Não faço a menor ideia de como será a minha velhice — nem sei se poderei ter uma vida longa. Talvez, eu releia este texto daqui a sessenta anos e dê uma boa gargalhada; afinal, os jovens sempre foram pretensiosos, especialmente, quando falam daquilo que ainda não conhecem. O que eu posso assegurar é que, ao longo dessas três décadas, eu me transformei inúmeras vezes. Não me refiro apenas ao processo biológico e psíquico de passar da infância à adolescência e desta para a juventude. Nos últimos dez anos, por exemplo, eu experimentei mudanças em convicções de enorme relevância pessoal, que não se devem tentar discutir publicamente. Sou um ardoroso defensor do respeito à privacidade de qualquer indivíduo.
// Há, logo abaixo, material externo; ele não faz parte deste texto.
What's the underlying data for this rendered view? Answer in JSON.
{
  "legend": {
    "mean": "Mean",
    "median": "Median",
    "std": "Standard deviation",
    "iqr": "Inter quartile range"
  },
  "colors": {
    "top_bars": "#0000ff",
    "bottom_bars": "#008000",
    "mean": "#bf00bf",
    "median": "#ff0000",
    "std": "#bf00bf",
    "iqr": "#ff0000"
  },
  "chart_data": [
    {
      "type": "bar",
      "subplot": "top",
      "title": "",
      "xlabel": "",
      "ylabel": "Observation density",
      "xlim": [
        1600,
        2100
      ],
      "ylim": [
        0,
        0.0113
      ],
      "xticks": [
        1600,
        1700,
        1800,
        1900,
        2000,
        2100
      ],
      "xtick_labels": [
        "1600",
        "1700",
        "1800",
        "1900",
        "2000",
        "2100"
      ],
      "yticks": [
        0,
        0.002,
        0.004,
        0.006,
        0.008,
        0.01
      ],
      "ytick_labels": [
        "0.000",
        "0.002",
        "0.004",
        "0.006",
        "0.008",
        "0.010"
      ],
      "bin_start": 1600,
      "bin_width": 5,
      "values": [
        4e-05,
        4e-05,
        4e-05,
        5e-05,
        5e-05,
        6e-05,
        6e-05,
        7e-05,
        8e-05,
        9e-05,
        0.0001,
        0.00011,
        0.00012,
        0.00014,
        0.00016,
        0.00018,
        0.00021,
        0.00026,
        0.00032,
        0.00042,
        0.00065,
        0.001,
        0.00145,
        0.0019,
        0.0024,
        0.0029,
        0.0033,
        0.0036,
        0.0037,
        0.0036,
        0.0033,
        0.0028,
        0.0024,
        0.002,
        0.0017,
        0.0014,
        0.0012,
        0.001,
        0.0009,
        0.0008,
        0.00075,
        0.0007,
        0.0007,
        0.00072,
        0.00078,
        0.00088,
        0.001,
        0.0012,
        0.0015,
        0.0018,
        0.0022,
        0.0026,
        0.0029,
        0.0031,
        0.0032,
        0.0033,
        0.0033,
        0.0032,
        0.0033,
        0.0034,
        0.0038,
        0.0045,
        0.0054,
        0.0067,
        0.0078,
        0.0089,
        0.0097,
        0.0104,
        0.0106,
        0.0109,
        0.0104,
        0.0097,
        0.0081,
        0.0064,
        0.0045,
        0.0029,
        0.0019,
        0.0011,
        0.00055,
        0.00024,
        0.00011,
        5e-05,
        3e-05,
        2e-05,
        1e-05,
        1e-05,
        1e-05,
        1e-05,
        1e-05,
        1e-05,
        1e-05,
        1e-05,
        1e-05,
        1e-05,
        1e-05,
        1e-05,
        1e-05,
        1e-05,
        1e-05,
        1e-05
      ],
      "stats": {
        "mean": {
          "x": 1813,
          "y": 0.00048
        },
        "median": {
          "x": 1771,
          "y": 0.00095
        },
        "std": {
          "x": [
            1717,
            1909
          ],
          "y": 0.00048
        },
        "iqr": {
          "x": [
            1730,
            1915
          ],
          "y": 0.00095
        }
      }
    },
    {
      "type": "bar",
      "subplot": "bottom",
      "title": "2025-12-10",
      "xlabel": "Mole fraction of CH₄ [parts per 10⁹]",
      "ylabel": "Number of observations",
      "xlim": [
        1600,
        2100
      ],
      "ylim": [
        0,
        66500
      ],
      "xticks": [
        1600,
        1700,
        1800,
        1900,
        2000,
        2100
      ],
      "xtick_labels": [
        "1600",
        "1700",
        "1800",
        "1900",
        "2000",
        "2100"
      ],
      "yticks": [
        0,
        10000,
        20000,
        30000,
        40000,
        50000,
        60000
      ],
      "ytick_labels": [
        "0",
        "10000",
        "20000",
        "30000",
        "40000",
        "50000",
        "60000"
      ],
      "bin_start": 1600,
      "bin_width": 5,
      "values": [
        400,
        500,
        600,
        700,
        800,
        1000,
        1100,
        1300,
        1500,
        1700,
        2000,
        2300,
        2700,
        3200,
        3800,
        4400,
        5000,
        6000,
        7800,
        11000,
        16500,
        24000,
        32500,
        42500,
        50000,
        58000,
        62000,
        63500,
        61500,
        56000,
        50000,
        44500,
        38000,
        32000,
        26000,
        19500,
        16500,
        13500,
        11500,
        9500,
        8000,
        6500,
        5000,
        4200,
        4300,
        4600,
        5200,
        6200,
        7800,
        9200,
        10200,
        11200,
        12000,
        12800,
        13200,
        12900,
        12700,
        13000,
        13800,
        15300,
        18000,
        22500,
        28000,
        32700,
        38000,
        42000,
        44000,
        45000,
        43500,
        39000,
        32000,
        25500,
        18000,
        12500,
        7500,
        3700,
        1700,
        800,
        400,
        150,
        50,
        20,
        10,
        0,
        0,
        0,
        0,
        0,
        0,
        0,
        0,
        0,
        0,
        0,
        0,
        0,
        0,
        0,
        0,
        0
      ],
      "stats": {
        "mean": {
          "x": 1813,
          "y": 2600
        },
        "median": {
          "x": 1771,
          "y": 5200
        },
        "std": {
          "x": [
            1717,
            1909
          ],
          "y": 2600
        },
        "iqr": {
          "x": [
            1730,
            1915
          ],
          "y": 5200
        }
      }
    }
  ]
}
Nos últimos anos, eu decidi que farei tudo que estiver ao meu alcance para chegar no século XXII com boa saúde e lucidez — em 2100, terei completado cento e sete anos de vida. Será difícil, mas creio que valerá a pena, porque viver também é belo, e cada estação que nos é dada, traz algo de novo, ainda que a pressa nos proíba de parar, silenciar-se e contemplar. O mundo mudará de tal maneira, que muito do que se vê hoje, não se verá amanhã; e muito do que não se sonha agora, surgirá diante de nós, inquirindo nosso espírito, tal como a esfinge de Sófocles. Logo, a maioria será devorada, ao passo que outros acharão, de alguma forma, uma saída para o enigma da existência coletiva e individual, universal e pessoal, carnal e espiritual.

Se formos afortunados, estaremos aptos para erguer, verdadeiramente, um mundo novo e uma vida nova, não apenas para nós, mas também para aqueles que não vieram ainda. Eu não tenho dúvidas de que, como toda batalha, muito sangue será vertido, mas cada lágrima será como chuva que rega o campo batido, trazendo a semente escondida no seio da terra. Agora, não a vemos, mas, se o lavrador for paciente, a vida surgirá diante dele numa generosa abundância. Lutemos sem descanso pelo mundo que virá.